An integration or acceptance test might involve a “hello world” fixture that can the built.
@slott56 As said, we don't use shell scripts or Makefiles. We use CMake, which is a completly different thing and not trivial to port to something like Python manually, as we'd have to reimplement CMake from scratch with alls its features on compiler knowledge, dependency tracking, ... and i don't think that's worth the hassle and will probably make the build slower than it is right now
Even then, i don't see how i can unit-test a buildscript. It works if it can fully build the application
@ikskuh unit testing separates the components. It would test the buildscript using mocks instead of actual tools and a testing directory location that’s destroyed and rebuilt each time. (The tools, presumably have their own unit tests, no need to reinvent those.)
@slott56 I mean that part is clear, but still not sure how to do that with mocks.
Because i kinda only have to determine which files are included in the final artifact structure, but that's basically not unit-testable, but only integration-testable.
The whole buildsystem is a monolithic thing which has no "units" in the classical sense.
There is not much *code* to test, 95% of it is declarative anyways. And testing if declarations are correct is definitly not unit testing
@ikskuh disagree. Testing the declarations would be a unit test. A declarative language can still be decomposed into isolated units. It’s often easier because state doesn’t matter.
I often ask how problems are diagnosed. If some small foreach isn’t right, how will it be found? How tested after it’s fixed? Do that up front and the result is unit tests, a sensible approach to trouble-shooting, and often fixes for latent bugs.
@slott56 could you make an example for how a unit test for a CMake script would look like? I still have no idea how that should work in isolation and how it could be tested
@ikskuh cmake is hard. Like all shell-scripty stuff, you're stuck using a mock directory structure. (It's not *technically* scripting, but it's also not an interpreted language that's amenable to mocking.)
The "isolation" means a non-production directory. Maybe another account, if necessary.
Also, replacing gcc and what-not often requires putting a mock gcc script first on the PATH. The mock gcc script could be as simple as `echo $*` so the unit test can see it in the log.
@ikskuh Your sense of "wow this is hard to unit test" is dead on. It's really hard to unit test. Consequently, I would have trouble trusting it.
It's hard to test. I don't like things that are hard to test. Your questions indicate you also suspect it's really hard to test, and I agree.
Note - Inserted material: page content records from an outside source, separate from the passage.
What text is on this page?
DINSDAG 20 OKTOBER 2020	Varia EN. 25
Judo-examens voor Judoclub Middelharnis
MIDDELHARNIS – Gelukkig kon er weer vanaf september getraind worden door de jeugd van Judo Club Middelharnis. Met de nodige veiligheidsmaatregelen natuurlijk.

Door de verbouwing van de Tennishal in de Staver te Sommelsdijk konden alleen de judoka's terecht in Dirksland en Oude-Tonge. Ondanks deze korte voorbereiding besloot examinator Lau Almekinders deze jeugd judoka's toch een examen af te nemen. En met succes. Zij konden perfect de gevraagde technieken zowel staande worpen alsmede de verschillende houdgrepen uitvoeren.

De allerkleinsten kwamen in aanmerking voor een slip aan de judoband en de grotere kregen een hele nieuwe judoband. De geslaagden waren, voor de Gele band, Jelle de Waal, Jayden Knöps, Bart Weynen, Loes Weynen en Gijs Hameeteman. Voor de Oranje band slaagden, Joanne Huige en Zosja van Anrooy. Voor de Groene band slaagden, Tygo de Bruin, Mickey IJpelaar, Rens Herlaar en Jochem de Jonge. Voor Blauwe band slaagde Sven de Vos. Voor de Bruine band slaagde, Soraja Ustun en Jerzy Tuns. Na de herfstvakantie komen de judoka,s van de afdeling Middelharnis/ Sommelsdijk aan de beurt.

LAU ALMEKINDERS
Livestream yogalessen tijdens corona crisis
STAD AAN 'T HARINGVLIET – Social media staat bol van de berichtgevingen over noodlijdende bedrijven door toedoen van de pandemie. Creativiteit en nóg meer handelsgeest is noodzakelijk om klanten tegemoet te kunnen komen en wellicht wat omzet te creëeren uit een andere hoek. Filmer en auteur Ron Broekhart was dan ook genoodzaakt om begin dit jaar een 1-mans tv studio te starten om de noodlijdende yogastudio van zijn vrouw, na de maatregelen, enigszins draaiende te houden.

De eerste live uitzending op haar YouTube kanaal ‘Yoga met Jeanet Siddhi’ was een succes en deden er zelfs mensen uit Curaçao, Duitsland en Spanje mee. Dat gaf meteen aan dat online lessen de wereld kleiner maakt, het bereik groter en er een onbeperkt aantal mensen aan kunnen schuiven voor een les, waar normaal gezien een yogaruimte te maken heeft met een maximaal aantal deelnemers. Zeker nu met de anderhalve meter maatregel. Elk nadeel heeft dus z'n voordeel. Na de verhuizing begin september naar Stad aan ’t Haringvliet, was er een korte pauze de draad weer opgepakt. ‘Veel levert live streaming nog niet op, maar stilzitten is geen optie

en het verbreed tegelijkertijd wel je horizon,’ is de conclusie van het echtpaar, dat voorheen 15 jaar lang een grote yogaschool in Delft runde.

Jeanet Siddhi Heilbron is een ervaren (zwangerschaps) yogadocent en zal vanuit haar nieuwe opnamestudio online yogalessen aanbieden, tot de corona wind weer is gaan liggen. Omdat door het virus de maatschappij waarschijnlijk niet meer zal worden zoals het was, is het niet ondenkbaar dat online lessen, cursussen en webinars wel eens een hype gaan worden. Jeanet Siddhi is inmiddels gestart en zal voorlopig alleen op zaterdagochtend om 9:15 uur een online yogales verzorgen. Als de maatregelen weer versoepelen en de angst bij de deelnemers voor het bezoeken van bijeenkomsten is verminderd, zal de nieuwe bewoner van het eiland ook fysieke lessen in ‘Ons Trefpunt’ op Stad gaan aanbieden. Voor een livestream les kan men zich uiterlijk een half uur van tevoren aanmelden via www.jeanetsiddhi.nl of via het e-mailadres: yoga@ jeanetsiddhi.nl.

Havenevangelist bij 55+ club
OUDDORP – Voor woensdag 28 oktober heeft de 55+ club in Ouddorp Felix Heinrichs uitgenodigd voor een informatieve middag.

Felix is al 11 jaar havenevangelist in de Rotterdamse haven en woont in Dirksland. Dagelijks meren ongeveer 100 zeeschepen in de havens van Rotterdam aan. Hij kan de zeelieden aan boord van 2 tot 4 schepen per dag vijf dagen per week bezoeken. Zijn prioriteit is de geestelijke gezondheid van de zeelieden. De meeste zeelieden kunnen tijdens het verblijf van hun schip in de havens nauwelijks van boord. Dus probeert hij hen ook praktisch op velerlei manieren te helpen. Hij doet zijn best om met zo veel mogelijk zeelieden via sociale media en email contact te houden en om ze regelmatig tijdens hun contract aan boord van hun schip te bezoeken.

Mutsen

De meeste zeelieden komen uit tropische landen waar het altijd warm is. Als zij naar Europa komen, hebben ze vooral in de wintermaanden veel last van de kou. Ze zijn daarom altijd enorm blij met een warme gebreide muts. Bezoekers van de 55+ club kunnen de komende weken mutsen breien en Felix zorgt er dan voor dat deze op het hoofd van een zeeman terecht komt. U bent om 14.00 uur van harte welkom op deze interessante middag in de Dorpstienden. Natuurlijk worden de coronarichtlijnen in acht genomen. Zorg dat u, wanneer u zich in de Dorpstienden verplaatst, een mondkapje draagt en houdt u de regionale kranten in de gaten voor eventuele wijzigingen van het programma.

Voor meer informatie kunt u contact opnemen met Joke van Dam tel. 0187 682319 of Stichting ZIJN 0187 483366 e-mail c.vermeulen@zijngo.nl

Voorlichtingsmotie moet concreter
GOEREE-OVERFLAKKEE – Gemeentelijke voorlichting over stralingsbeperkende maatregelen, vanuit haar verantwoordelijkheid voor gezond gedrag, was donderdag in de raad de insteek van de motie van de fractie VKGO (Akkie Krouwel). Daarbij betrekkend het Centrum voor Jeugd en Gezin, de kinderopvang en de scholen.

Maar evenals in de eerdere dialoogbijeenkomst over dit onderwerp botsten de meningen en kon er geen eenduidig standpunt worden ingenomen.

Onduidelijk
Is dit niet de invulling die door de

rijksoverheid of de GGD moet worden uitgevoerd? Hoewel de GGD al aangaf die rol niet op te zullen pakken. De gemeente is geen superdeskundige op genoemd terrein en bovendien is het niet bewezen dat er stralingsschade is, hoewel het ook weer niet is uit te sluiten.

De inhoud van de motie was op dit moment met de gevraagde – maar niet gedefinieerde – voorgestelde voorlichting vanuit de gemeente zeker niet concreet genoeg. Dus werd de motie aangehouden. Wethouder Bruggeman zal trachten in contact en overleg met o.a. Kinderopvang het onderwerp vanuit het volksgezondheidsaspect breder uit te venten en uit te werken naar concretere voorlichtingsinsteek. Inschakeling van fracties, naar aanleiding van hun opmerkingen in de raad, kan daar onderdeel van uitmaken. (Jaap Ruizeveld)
@ikskuh I think find_program() lets you replace real tools with mocks.
Your intuition is fairly accurate, BUT very few applications need the performance that you think will hurt Python a lot.
In modern apps, enormous amounts of time is spent in I/O, waiting for network, waiting for disk, waiting... and that more often than not overshadows the of CPU spent due to Python. Only apps expecting to run 100s of concurrent requests (not connections) are going to be impossible with Python, and that is not many.
Note; Personally, I don't like Python.